You need to provide an original of the foreign judgment or a certified true copy thereof. Therefore, you’d better ask the court rendering the judgment in advance for a sufficient number of originals or copies.

2. You need to provide documents certifying the judgment has come into effect

You will need to prove to the Chinese court that the judgment is conclusive and final. Please refer to our interpretation of Article 43 of the Summary [Situations where authenticity and finality of judgment cannot be confirmed].

3. Where the judgment is made in absentia, you will need to prove that the foreign court has legitimately summoned the absentee.

You will need to prove that the party who didn’t appear in the court had been subpoenaed by the foreign court and that a writ of summons had been served properly on the said party.

If the absentee is domiciled in the country where the judgment is rendered, you will need to prove that the court rendering the judgment has served the court papers according to the law of the country where the court is located.

If the absentee is domiciled in China, you will need to prove that the court rendering the judgment has served the court papers pursuant to the treaty concluded between China and the said country, such as the Hague Service Convention or a judicial assistance treaty between China and the said country.

If serving the court papers to China, please do not send it by post. In accordance with the reservation China made upon accession to the Hague Service Convention, as well as the provisions in most of the mutual legal assistance agreements to which China is a party, China does not accept service by post.

4. The best way is to write it clearly in the judgment

It is best if the judgment states whether it has become effective, and whether the party who didn’t appear in the court had been lawfully summoned.

Because it is sufficient for the court, as the competent authority, to prove the above two factors, which you don’t have to prove again.

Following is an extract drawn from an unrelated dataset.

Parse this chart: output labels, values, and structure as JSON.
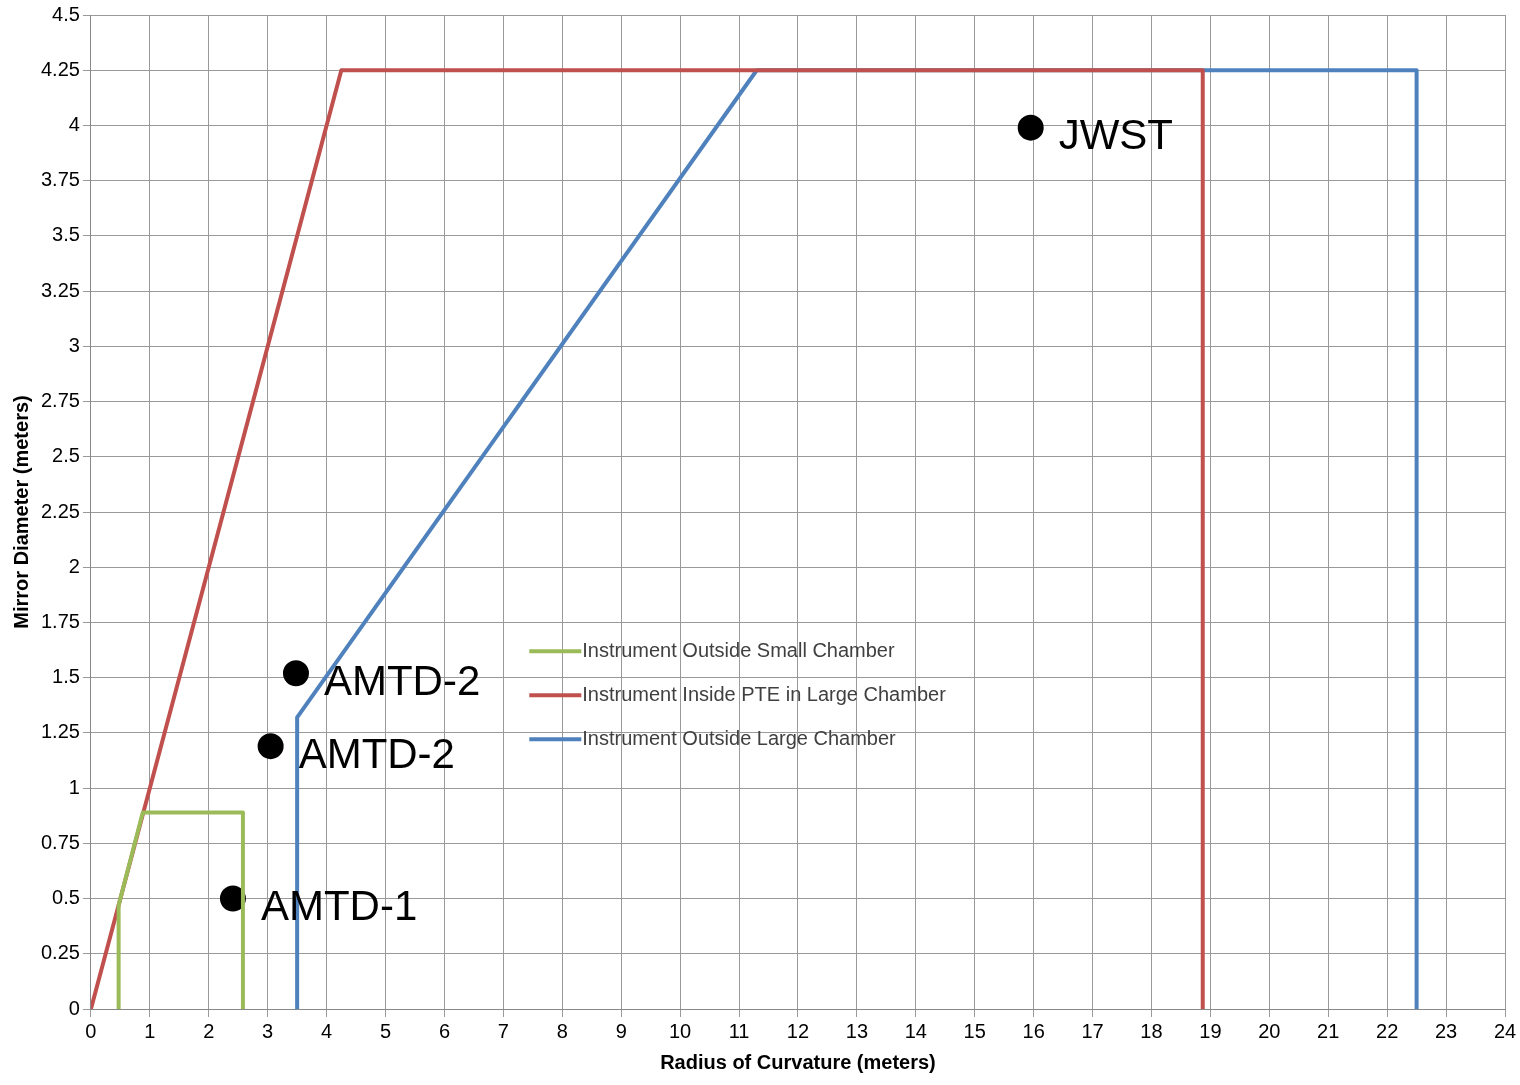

5. The Chinese translation

Under Chinese laws, if any document in litigation is written in a foreign language, it must be translated into Chinese.

We recommend that you look for an agency in China that specializes in the translation of legal documents. We have found in many cases that Chinese judges often have difficulties in understanding the Chinese translations issued by the translation agencies engaged by the parties outside of China.

6. Notarization and Authentication

It is not easy for courts to determine the authenticity of documents formulated overseas. China is not an exception. Chinese courts, therefore, rely on notarization and authentication to assist in their determination.

Consequently, the above documents are better to be notarized in the country where the judgment is rendered and authenticated by the relevant Chinese Embassy or consulate in that country.